Taking a big loss on a stock is bad enough. When that stock makes up most of your portfolio, such a sell-off can be tragic. "About 80% of my portfolio was held in my company's stock in 2000," recalls Hillis Davis, 39, a manager at United Technologies Carrier Corp. in Atlanta. "I feel goal about my company's future, but a lot of Enron employees felt good about their company, too. When Enron came crashing down, I realized the risk of having too much of your net worth in one stock."
By the time Enron made the head-lines, Hillis had already reduced his dependence on his company's stock "In the spring of 2001, we had begun working with a financial planner, Vicki Brackens, after a friend referred her," he says. "One of the first things she did was get me to lighten up on my company stock and reinvest in a diversified portfolio."
Hillis admits that he had some initial doubts about working with a financial planner until he discovered Brackens, who represents MetLife Securities in Syracuse, New York. "I was afraid she would just try to sell me life insurance," he says, "but I soon found out that that wasn't the case.
She asked many questions about our wants and needs and came up with a complete financial plan that ranged from investments to debt reduction."

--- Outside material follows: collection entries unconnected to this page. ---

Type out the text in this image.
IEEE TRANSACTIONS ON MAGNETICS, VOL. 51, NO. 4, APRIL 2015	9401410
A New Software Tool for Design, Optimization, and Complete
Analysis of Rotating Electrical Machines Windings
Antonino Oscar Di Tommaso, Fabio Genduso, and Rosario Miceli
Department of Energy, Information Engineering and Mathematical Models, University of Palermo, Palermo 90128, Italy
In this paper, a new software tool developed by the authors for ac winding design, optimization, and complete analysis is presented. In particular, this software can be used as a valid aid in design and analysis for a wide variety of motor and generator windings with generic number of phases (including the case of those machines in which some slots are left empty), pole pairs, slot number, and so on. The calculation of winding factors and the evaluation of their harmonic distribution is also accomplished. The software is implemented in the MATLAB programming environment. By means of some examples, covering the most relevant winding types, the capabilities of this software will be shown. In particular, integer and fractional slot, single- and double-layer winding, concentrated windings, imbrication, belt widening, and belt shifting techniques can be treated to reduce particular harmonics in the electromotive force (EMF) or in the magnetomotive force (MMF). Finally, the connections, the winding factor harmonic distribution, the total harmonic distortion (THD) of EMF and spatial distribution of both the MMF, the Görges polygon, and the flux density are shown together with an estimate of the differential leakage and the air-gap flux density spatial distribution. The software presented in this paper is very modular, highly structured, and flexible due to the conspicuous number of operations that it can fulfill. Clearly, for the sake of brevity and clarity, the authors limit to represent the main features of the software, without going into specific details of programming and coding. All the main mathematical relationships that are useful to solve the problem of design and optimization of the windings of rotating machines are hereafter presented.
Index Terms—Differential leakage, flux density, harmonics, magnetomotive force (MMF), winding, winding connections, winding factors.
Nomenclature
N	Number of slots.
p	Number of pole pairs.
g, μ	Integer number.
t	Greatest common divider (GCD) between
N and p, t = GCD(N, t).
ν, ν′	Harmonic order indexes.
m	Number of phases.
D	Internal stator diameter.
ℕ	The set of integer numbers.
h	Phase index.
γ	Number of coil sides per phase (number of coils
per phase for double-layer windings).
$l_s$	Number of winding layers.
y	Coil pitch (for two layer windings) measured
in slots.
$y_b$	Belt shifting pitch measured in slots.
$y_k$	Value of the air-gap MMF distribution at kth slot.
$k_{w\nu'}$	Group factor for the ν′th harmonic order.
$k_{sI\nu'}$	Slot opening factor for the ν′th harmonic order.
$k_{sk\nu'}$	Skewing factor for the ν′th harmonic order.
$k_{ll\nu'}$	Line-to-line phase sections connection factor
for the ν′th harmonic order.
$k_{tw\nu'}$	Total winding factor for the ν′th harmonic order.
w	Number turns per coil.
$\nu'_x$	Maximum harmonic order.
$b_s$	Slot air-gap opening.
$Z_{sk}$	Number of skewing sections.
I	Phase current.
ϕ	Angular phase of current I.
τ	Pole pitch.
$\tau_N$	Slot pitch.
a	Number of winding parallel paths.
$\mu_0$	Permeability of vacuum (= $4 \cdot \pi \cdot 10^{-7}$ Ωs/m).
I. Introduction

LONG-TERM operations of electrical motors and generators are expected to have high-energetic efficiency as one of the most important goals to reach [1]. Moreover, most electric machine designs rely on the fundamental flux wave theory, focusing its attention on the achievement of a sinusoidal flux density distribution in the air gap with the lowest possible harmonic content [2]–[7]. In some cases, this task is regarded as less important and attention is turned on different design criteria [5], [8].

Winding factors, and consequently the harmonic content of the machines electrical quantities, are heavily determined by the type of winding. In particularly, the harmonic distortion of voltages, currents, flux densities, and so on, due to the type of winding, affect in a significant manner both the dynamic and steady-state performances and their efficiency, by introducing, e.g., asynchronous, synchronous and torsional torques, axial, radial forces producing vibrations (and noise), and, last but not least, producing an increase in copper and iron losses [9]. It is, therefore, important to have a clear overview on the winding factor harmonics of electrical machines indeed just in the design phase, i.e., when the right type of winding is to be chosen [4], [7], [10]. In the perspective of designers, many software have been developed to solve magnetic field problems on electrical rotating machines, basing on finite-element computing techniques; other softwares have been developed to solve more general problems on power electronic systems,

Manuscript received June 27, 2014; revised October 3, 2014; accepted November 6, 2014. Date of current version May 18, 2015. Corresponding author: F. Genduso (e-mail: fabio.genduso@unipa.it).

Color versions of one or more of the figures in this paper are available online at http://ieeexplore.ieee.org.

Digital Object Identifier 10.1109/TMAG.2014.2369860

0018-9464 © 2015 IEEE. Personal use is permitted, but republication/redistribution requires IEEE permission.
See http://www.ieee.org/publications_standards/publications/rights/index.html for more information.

The Davis' plan includes more life insurance, too. "We really needed more," says Hillis' wife, Suzanne, 39, a communications manager at United Technologies, "especially since last year, when I had triplets, bringing our total children to four. But Vicki has also urged us to create 529 college plans for our children, and helped us coordinate our 401(k) investments so we have a broad asset mix without duplication." The Davis' portfolio is down about 10% for the year that they've been working with Brackens, a performance that beats the returns of many other investors.